Worries over Chinese growth as markets look towards UK budget
21/Mar/2012 • Currency Updates•
China has raised the price of petrol by about 6% and diesel about 7% for the second time in 2012, as it struggles with the rising cost of crude oil.
Global oil prices have been high because of tensions with key supplier Iran.
Sterling cuts earlier losses of 0.2% against Euro before Osborne is due to present the budget today. The CPI edged lower to 3.4% from 3.6% in February and it has now reached its lowest rate since November 2010. These figures were also combined with a fall in RPI figures reaching 3.7% from 3.9%.
This data was counteracted with figures showing that the average earnings growth had slowed to just 1.4% annually, down from 1.9%. This means that despite a fall in inflation, households would not have found a significant change in their disposable income.
The contribution of lower heating and electricity bills to falling inflation looks to be undone with the threat of higher oil and petrol prices which hang over the economy. Include the CBI trends survey showing 39% of manufacturers are also set to raise prices “significantly” due to soaring oil prices, the plans of further rapid falls in inflation later this year are potentially derailed.
Also low-paid and middle-paid workers will be handed a tax break in today’s budget when personal allowance tax is expected to rise by £1000 for next year.

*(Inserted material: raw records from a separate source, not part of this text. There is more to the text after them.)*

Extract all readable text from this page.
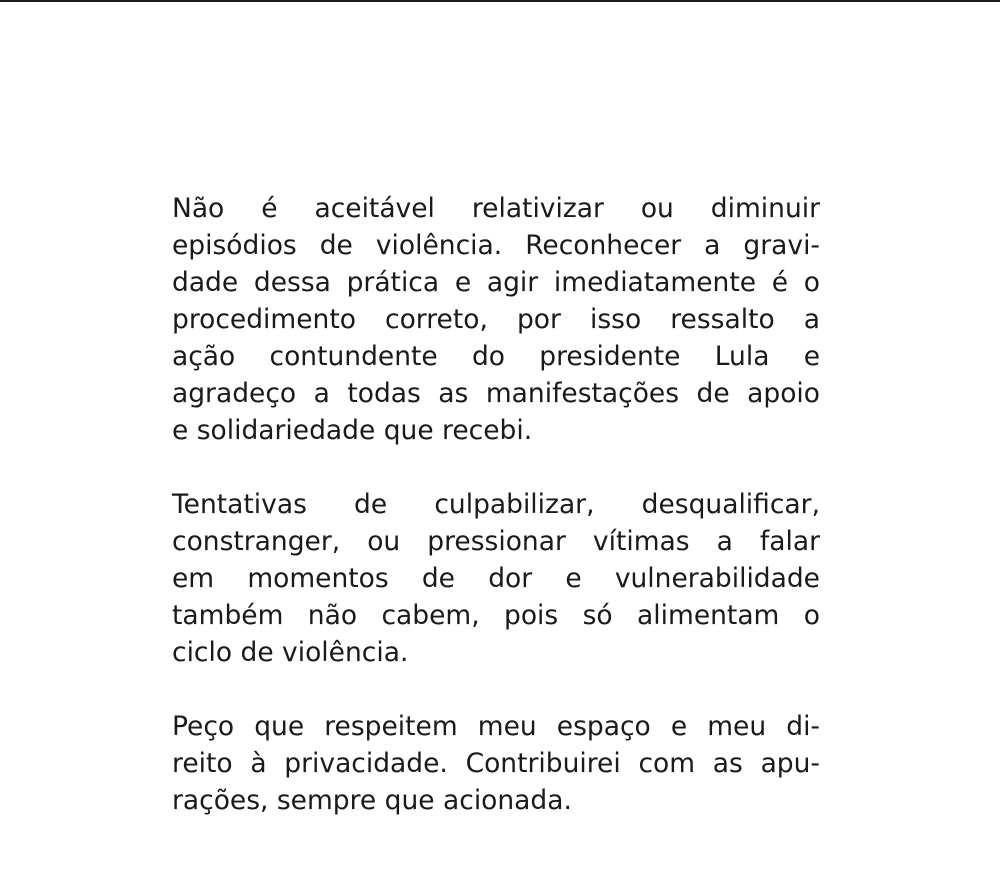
Não é aceitável relativizar ou diminuir
episódios de violência. Reconhecer a gravi-
dade dessa prática e agir imediatamente é o
procedimento correto, por isso ressalto a
ação contundente do presidente Lula e
agradeço a todas as manifestações de apoio
e solidariedade que recebi.

Tentativas de culpabilizar, desqualificar,
constranger, ou pressionar vítimas a falar
em momentos de dor e vulnerabilidade
também não cabem, pois só alimentam o
ciclo de violência.

Peço que respeitem meu espaço e meu di-
reito à privacidade. Contribuirei com as apu-
rações, sempre que acionada.
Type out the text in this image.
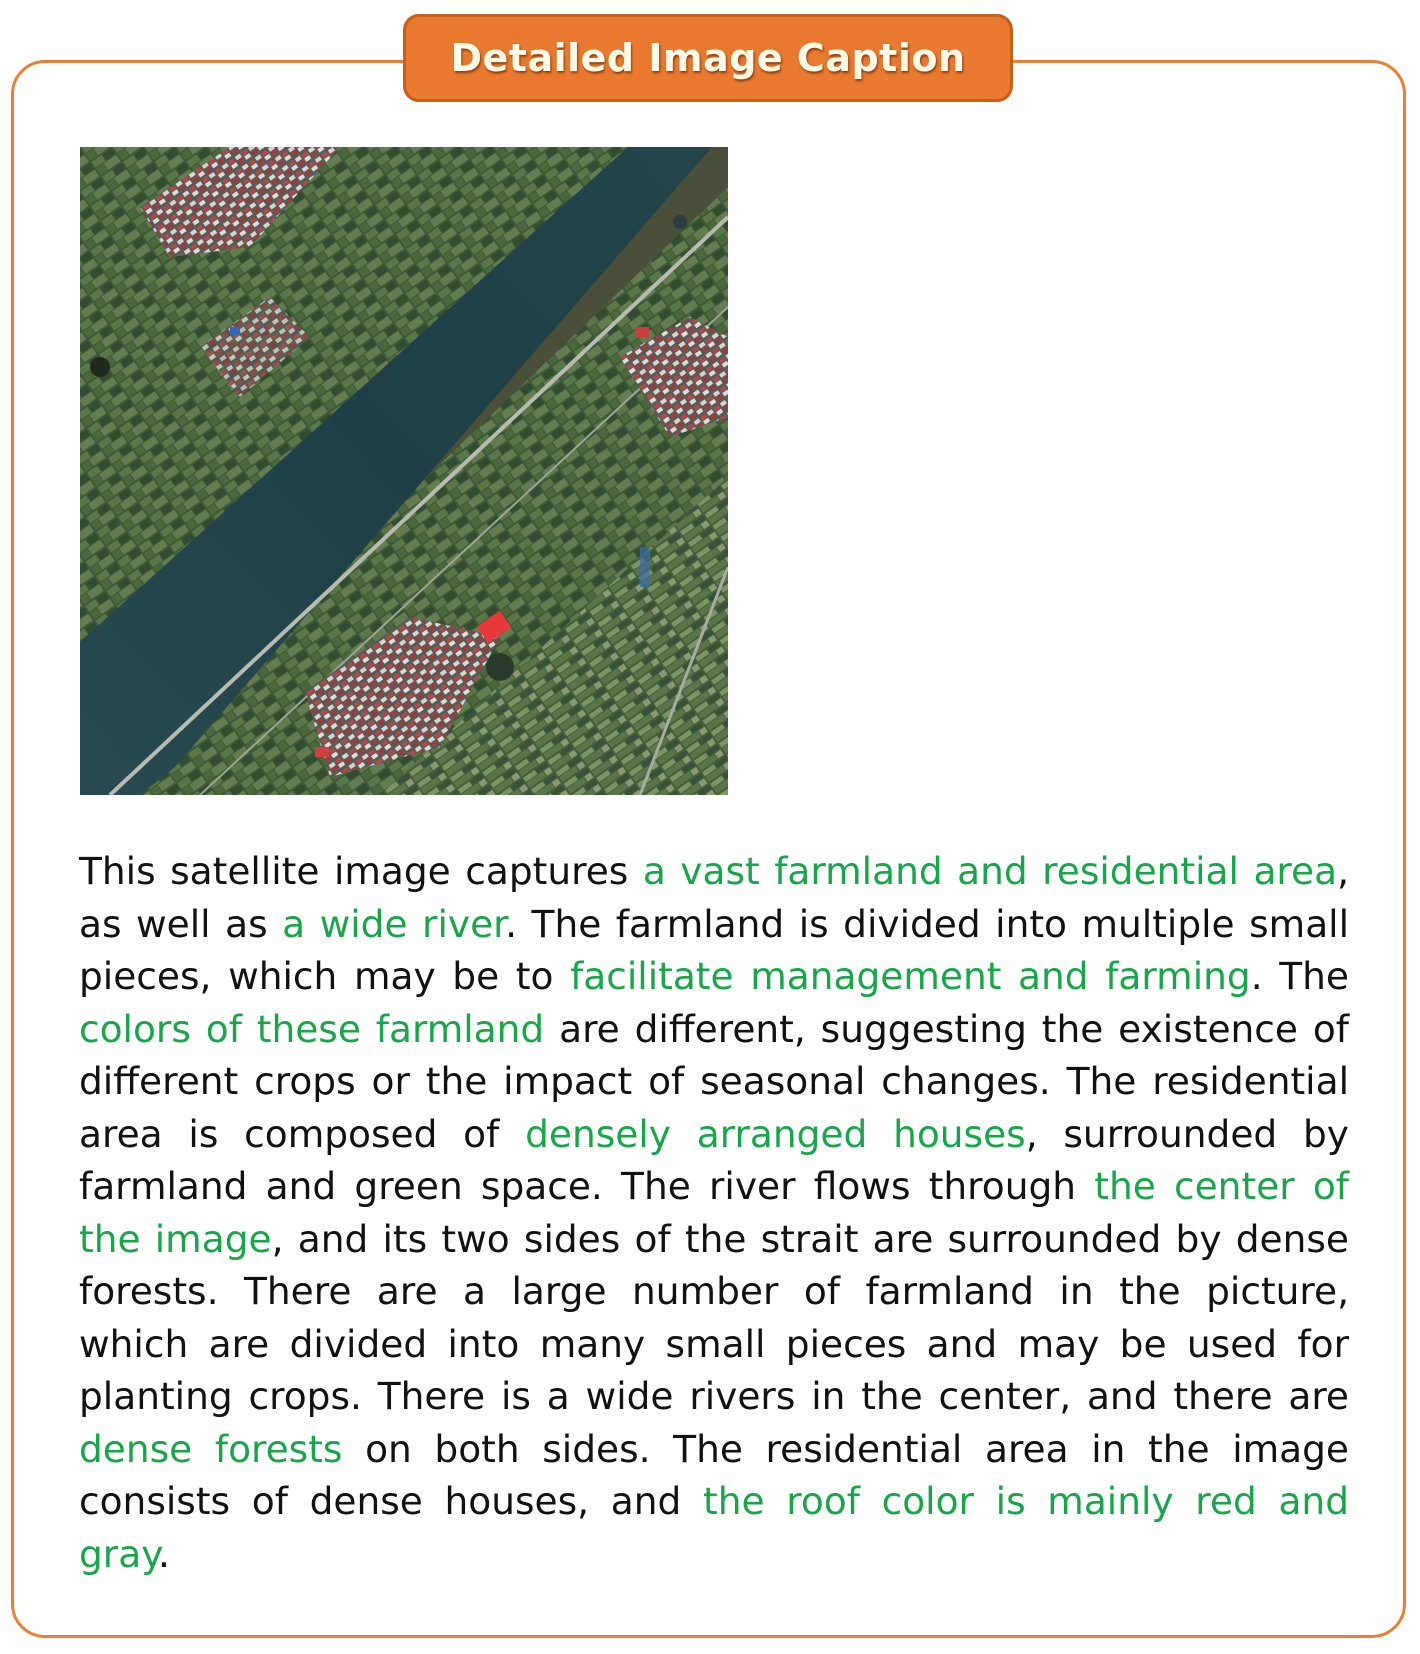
Detailed Image Caption

This satellite image captures a vast farmland and residential area, as well as a wide river. The farmland is divided into multiple small pieces, which may be to facilitate management and farming. The colors of these farmland are different, suggesting the existence of different crops or the impact of seasonal changes. The residential area is composed of densely arranged houses, surrounded by farmland and green space. The river flows through the center of the image, and its two sides of the strait are surrounded by dense forests. There are a large number of farmland in the picture, which are divided into many small pieces and may be used for planting crops. There is a wide rivers in the center, and there are dense forests on both sides. The residential area in the image consists of dense houses, and the roof color is mainly red and gray.
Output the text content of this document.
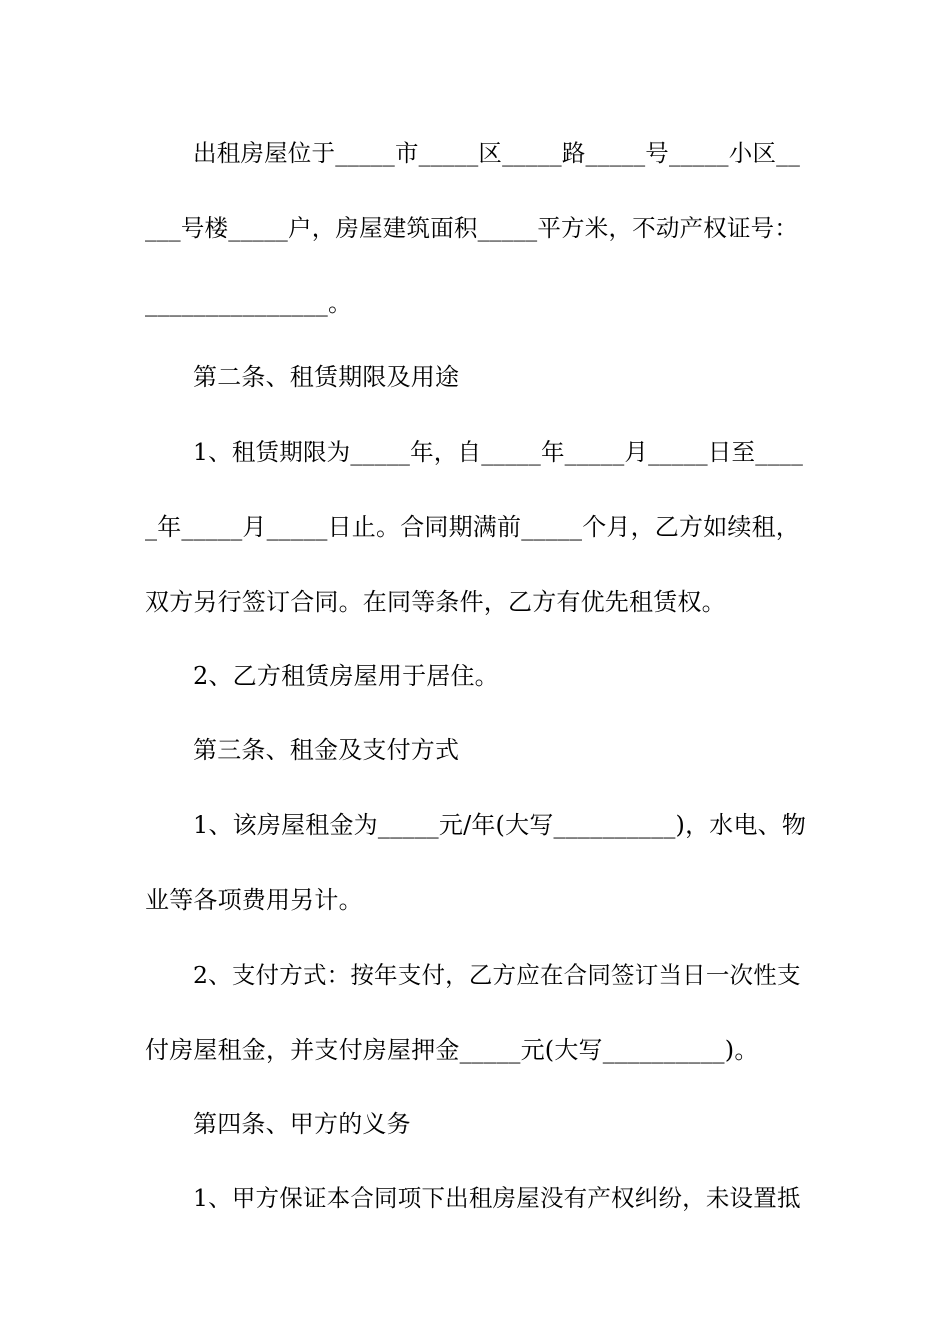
出租房屋位于_____市_____区_____路_____号_____小区__
___号楼_____户，房屋建筑面积_____平方米，不动产权证号：
_______________。
第二条、租赁期限及用途
1、租赁期限为_____年，自_____年_____月_____日至____
_年_____月_____日止。合同期满前_____个月，乙方如续租，
双方另行签订合同。在同等条件，乙方有优先租赁权。
2、乙方租赁房屋用于居住。
第三条、租金及支付方式
1、该房屋租金为_____元/年(大写__________)，水电、物
业等各项费用另计。
2、支付方式：按年支付，乙方应在合同签订当日一次性支
付房屋租金，并支付房屋押金_____元(大写__________)。
第四条、甲方的义务
1、甲方保证本合同项下出租房屋没有产权纠纷，未设置抵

The Euro edged higher against the Dollar by 0.4%, while the yen weakened.
The Euro strengthened as risk appetite sharpened and Greece’s credit default swap auction passed successfully.
German investors are said to be keeping their money within the largest European economy as oppose to risking it elsewhere within the Eurozone.
The Dollar gained across the board on Tuesday, lifted by safe-haven demand that was driven by worries about a potential slowdown in Chinas growth.
The US new home building figure dropped by 1.1% between January and February according to US government data. The unemployment figure remains at an 8.3% high indicating that the US economy is showing signs of weak economic growth, although the jobs market seems to be improving.